Piedmont High School’s Parker Long has committed to running at Cal Poly-San Luis Obisbo. Long is having a breakthrough senior year, with a best 800 time of one minute, 53.25 at the Dublin Distance Fiesta on March 18, a 10-second drop from his best a year ago.
That performance likely drew the attention of the Cal Poly coaching staff.
“I didn’t really think I was going to be going there until after the Dublin race,” Long said. “I applied but didn’t think I was going there. I applied as a student and I got wait-listed.”
Long beat a top-shelf field at Dublin, rallying down the homestretch to steal the race. He backed that up with a third-place finish at the Stanford Invitational on April 1 (1:53.77), and then third place in the Open division race at the Arcadia Invitational on April 8 (1:53.35).

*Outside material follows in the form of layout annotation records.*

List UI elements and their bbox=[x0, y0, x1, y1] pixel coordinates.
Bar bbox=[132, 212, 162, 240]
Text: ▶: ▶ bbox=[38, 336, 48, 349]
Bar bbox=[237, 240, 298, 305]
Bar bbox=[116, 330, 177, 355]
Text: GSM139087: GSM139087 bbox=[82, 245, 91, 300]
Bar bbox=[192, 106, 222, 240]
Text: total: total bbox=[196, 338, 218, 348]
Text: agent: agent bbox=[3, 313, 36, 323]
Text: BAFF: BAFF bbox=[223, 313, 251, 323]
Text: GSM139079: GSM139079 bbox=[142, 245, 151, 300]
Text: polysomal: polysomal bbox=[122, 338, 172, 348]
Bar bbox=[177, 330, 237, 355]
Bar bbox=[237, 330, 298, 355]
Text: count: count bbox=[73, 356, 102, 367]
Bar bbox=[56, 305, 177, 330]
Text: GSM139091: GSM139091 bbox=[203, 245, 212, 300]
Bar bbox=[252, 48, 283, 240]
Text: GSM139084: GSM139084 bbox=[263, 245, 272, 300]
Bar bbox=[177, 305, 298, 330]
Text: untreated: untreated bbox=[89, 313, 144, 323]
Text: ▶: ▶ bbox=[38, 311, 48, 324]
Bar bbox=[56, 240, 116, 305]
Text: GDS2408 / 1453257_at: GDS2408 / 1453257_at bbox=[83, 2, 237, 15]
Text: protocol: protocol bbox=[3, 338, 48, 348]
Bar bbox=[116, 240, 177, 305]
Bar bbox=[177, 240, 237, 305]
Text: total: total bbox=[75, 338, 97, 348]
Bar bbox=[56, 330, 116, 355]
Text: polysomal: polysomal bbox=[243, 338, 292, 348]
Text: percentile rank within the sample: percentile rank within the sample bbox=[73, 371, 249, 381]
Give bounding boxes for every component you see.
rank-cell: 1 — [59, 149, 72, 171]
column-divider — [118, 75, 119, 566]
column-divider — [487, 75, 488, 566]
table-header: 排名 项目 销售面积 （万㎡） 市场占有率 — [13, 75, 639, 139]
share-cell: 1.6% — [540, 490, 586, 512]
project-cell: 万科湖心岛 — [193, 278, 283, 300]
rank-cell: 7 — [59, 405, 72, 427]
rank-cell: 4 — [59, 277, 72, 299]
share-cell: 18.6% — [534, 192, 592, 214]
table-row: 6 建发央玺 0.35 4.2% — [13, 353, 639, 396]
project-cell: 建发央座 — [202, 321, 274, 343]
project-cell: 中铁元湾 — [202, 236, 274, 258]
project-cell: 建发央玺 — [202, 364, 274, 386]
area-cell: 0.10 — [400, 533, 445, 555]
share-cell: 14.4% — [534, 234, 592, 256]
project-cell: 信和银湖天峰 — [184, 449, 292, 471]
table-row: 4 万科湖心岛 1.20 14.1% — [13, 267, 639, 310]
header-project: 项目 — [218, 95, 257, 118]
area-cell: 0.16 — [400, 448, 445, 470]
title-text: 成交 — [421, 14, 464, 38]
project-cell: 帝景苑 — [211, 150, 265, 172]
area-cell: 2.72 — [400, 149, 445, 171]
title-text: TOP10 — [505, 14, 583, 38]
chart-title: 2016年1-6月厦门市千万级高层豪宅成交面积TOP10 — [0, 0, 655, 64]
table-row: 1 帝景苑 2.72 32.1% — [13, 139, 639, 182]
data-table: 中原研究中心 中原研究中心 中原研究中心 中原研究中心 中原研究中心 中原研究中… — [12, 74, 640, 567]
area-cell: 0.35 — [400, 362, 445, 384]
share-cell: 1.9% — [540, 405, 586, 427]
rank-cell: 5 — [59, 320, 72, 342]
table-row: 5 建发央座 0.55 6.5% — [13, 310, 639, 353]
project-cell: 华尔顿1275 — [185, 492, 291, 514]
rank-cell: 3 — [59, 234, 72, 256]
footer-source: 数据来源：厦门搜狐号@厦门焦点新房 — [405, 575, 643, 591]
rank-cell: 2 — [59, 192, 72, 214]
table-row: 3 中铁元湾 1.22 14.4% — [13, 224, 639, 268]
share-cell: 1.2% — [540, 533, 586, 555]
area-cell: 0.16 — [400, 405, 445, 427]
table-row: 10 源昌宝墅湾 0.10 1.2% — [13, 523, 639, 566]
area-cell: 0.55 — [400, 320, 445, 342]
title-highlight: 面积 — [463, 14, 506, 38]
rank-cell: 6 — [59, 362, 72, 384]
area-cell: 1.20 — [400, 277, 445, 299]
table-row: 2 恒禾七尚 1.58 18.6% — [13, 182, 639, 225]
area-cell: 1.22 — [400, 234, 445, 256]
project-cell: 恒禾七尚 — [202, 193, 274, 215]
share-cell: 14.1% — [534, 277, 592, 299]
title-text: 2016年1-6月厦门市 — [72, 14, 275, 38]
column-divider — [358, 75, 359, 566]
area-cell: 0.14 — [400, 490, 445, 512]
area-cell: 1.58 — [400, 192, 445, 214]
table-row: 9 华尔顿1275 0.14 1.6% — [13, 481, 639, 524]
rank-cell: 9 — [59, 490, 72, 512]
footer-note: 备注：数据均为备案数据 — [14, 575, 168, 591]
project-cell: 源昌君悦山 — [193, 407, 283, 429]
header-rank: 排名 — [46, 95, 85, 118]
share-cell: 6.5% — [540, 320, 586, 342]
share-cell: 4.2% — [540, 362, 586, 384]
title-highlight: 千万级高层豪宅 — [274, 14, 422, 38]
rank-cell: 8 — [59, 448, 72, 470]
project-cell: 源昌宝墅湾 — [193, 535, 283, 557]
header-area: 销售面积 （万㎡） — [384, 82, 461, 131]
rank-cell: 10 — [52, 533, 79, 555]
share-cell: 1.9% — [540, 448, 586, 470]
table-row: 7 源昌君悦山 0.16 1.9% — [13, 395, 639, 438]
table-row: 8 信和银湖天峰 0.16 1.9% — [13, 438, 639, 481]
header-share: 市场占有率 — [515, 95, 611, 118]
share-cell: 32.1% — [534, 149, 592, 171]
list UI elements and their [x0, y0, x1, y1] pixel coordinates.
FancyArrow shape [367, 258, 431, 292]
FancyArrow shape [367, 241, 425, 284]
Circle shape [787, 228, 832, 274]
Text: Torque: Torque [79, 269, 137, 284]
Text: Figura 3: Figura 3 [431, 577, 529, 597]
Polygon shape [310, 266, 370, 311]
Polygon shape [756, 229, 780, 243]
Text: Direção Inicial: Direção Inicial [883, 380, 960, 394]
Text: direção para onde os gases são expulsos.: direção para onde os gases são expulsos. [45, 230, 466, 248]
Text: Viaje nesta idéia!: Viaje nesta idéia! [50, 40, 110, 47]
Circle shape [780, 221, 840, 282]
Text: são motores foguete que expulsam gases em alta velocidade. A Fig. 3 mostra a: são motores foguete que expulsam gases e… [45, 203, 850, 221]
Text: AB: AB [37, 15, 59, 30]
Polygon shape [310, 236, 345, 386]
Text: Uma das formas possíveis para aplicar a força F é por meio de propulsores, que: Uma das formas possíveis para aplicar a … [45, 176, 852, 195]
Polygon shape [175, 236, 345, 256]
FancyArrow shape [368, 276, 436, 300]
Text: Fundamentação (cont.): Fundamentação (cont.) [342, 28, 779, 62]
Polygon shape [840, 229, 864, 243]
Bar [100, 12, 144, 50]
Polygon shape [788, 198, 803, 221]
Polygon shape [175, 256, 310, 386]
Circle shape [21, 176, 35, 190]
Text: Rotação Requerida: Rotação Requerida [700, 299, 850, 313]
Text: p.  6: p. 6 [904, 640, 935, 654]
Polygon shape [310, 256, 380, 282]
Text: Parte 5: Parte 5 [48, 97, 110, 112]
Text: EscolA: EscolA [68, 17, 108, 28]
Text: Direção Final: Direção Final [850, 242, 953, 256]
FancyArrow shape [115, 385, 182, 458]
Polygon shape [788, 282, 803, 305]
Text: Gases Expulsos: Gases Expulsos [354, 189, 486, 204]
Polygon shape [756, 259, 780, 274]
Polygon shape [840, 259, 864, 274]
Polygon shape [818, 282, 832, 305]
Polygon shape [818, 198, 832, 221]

“It was kind of all of a sudden,” Long said of getting into Cal Poly.
Piedmont coach Pouyan Assadi said Long worked hard over the winter to lift his game.
“I think what you’re seeing is Parker putting together all the pieces at once,” Assadi said. “We knew he had endurance. He’s a cross country captain. We knew he had some speed, he was on the record-breaking (1,600 relay team). But what we saw over the winter was him putting that together. He did that through weight training, we saw that by him doing plyometrics, we saw that in him modifying his workouts.”
Long said he has stopped overthinking his approach.
“The main differences are how I think about my training every day,” he said. “Cross country season, I think I overthought a lot of it. I think at the end, that hurt more than it helped. I don’t wear a watch when I run anymore, I don’t record my training. I’ve kind of just taken a step back.”
Assadi added that Long meets Cal Poly’s profile – strong in academics as well as strong on the track. Long wanted to run in college rather than just look at academics.
“It’s a much better school than a lot of them on my list,” Long said. “I picked a lot of running schools that aren’t good academically.
It’s crazy. Every day I just wake up and how is this where I am now? It’s certainly a weight off my shoulders to get college off my mind.”
Now, Long can focus on finishing his senior year strong. Before the season started, going to the California Interscholastic Federation championship might have seemed like a dream. He’s in the mix now.
“I’m feeling pretty good,” he said. “The next big race we have is the state meet and the meets that lead up to it. Every day, I’m thinking of how can I be in my best shape at the (state meet).”